Michelle Bolsonaro será candidata ao Senado, anuncia Bia Kicis

Confirmação da candidatura de Michelle Bolsonaro ao Senado
A deputada federal Bia Kicis (PL) confirmou, neste sábado, que Michelle Bolsonaro será candidata ao Senado pelo Distrito Federal nas eleições deste ano. O anúncio, realizado durante o evento de lançamento da pré-candidatura de Bia Kicis, aconteceu um dia antes da convenção oficial do partido, que deverá homologar os nomes dos candidatos pela sigla.
Durante seu discurso, Bia Kicis explicou que Michelle Bolsonaro não compareceu ao evento porque estava acompanhando Jair Bolsonaro, que cumpre prisão domiciliar em Brasília, além de precisar submeter-se a exames médicos. Conforme relato da deputada, a ex-primeira-dama solicitou que ela anunciasse publicamente a decisão sobre sua candidatura.
"Michelle Bolsonaro anuncia que ela é, sim, pré-candidata ao Senado pelo Distrito Federal. Acabou a dúvida. Acabou o mistério", declarou Bia Kicis durante o discurso, encerrando especulações sobre a possível candidatura.
Situação de Michelle Bolsonaro e restrições legais
Michelle Bolsonaro e suas duas filhas residem com Jair Bolsonaro em um condomínio de alto padrão localizado em Brasília, onde o ex-presidente cumpre prisão domiciliar. Essa condição impõe restrições significativas às atividades da ex-primeira-dama, limitando sua capacidade de realizar campanhas políticas convencionais.
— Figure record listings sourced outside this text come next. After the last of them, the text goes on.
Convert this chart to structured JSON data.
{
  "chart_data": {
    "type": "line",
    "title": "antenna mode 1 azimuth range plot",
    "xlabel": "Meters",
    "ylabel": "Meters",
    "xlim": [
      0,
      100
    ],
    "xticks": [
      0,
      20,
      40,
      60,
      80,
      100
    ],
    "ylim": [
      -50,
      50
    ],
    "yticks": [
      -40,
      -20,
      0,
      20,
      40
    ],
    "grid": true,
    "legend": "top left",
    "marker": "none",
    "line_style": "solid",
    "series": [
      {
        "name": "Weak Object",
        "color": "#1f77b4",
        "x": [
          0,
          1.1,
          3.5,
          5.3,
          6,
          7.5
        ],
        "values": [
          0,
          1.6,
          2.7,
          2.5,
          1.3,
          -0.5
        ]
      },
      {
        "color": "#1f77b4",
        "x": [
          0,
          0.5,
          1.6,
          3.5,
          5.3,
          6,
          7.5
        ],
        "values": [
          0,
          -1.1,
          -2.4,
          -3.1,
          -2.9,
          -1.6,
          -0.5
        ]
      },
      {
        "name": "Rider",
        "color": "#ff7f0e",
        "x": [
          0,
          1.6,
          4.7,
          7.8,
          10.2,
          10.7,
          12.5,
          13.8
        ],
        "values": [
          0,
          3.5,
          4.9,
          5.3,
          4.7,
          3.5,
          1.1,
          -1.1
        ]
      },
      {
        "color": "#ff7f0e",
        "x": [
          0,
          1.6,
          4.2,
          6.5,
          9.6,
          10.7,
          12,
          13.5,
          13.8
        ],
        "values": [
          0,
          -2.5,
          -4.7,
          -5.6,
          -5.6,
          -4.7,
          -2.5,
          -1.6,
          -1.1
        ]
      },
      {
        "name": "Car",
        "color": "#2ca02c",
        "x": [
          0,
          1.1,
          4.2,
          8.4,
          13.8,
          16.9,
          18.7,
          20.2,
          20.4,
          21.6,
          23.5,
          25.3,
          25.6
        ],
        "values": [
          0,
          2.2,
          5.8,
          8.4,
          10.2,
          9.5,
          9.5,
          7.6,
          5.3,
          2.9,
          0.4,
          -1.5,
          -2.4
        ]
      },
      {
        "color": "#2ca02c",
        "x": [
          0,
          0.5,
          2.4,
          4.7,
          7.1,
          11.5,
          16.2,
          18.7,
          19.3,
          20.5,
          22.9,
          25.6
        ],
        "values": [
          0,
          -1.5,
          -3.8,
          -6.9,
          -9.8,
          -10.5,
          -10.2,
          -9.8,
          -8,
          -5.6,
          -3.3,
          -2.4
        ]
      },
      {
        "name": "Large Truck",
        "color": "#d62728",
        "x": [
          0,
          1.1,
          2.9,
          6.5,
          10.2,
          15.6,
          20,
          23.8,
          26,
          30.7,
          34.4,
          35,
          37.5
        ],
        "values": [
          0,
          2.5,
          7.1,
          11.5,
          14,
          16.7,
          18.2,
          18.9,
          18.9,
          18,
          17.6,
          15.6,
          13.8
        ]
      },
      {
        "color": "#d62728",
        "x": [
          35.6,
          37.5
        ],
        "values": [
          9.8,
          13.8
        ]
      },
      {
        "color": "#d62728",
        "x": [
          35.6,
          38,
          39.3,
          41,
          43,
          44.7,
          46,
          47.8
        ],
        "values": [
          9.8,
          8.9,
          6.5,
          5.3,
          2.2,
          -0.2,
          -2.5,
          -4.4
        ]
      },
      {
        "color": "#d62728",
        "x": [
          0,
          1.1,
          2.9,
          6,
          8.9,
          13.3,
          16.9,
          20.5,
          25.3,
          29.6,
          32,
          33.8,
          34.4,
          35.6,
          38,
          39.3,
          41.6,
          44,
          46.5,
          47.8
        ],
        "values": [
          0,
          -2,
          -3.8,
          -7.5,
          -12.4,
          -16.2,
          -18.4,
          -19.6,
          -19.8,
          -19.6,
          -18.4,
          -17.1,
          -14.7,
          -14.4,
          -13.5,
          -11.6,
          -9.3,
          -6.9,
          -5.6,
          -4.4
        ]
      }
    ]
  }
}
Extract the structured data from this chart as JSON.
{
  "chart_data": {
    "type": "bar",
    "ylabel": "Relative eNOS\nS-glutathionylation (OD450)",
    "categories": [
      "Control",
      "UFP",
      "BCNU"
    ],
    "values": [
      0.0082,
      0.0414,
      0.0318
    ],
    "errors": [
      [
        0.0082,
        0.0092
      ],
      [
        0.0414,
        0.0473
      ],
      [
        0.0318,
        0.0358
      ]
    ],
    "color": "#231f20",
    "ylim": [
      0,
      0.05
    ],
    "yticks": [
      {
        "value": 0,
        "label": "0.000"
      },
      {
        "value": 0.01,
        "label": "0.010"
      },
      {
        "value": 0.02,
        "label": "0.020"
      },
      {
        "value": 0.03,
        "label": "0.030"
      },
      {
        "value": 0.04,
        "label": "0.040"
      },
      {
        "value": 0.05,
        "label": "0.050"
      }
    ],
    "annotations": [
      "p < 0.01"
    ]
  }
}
O ex-presidente está proibido de receber visitas de natureza político-partidária e também não pode receber a visita de seu filho Flávio Bolsonaro, que é pré-candidato à presidência da República. Essas limitações legais afetam diretamente as possibilidades de mobilização política da família.
Declarações anteriores e mudança de posicionamento
Na sexta-feira anterior ao anúncio, Michelle Bolsonaro havia declarado à imprensa que ainda mantinha conversas com seu marido sobre a possibilidade de candidatura e que sua prioridade era cuidar do ex-presidente. Naquele momento, ela havia manifestado intenção de anunciar sua decisão final durante a convenção do PL, marcada para domingo.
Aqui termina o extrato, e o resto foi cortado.